The researchers acquired a detailed climate history of the last 2,000 years from the layered sediments in Lake JiangCo, located on the central Tibetan Plateau. The data indicates a warm and moist climate during the 7th to 9th centuries AD, followed by a shift to colder and drier conditions. This climatic variation aligns with the expansion and decline of the Tibetan Empire, suggesting that changes in climate might have played a role in the empire’s rise and fall.
During the preliminary field investigation, the researchers found that the varved sediment in JiangCo, a lake on the central Tibetan Plateau, was well-preserved. Through earlier varve counting and other radiometric dating methods, the time range of a gravity core of up to 1 meter covering the past 2000 years was determined.
Subsequently, high-resolution XRF elements scanning and carbonate carbon/oxygen isotope analysis were performed on the sediment, and the temperature and precipitation records for the past 2000 years were reconstructed using biomarkers such as alkenones. The results showed that the 7th-9th century AD was an unusually warm and humid period.

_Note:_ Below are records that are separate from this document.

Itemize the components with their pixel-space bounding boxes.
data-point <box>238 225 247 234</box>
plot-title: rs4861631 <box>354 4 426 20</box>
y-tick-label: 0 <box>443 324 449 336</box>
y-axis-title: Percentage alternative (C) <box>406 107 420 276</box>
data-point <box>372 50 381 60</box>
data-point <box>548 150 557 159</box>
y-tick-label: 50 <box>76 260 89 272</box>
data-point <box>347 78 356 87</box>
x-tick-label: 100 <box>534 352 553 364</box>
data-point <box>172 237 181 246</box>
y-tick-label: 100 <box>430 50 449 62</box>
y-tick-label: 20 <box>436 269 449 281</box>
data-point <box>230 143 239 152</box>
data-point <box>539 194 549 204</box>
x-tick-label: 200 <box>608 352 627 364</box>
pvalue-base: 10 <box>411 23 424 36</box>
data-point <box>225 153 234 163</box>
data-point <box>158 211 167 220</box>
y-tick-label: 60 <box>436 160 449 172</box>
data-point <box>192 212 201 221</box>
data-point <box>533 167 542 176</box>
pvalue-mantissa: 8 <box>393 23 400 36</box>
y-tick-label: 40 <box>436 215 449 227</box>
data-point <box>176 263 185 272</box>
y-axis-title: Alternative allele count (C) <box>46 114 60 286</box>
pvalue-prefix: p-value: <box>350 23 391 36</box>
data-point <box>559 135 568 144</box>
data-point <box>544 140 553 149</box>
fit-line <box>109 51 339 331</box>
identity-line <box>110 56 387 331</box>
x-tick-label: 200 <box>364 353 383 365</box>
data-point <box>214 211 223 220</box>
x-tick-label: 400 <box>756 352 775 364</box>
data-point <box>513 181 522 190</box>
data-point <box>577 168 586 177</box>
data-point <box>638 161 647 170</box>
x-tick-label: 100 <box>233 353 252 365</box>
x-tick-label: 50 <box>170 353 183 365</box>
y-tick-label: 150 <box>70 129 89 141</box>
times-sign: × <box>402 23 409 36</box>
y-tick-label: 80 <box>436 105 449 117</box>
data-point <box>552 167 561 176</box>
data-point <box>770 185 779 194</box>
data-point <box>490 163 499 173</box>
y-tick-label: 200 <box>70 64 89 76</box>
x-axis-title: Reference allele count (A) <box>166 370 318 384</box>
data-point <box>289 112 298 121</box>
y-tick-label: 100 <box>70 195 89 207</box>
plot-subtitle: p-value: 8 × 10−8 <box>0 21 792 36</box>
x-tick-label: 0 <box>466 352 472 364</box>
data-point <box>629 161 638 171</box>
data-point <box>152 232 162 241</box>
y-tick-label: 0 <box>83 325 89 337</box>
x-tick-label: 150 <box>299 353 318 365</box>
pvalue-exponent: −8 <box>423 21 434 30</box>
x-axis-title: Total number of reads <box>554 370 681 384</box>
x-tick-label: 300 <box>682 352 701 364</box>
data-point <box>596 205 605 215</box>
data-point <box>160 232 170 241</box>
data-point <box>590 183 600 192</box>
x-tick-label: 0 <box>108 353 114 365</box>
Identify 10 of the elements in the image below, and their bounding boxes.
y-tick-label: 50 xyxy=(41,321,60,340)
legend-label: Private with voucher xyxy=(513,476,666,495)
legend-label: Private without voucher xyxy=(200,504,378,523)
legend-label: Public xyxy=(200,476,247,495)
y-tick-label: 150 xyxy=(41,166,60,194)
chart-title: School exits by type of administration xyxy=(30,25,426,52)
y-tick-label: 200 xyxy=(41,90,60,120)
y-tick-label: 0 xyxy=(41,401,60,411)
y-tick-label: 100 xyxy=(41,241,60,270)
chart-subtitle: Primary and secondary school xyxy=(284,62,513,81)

The researchers compared this period with historical literature and found that it coincided with the only unified local regime, the Tibetan Empire, which existed on the Tibetan Plateau at that time. The changes in warm and humid climates and cold and dry climates were highly correlated with the foreign policy changes of the Tibetan Empire.
Combined with the ecological niche model, the researchers simulated the area of highland barley cultivation during the warm and humid period of the 7th-9th centuries AD and the subsequent cold and dry period, which differed by about 10.88 million hectares.
In the ecologically fragile environment of the Tibetan Plateau, climate change is one of the factors that constrain human activities. The latest research results show that warm and humid climates promote the development of agriculture and animal husbandry on the plateau, while cold and arid conditions have negative effects on agriculture and animal husbandry.
Climate change played an important role in the rise and fall of the Tibetan Empire. Today, with the warming and humidification of the Tibetan Plateau, studying the human-environment interactions in the past has important implications for modern responses to climate change.
Reference: “Climate change fostered rise and fall of the Tibetan Empire during 600–800 AD” by Juzhi Hou, Kejia Ji, Erlei Zhu, Guanghui Dong, Tao Tong, Guoqiang Chu, Weiguo Liu, Wenxiang Wu, Shuilong Zhang, Jade D’Alpoim Guedes and Fahu Chen, 2 May 2023, Science Bulletin.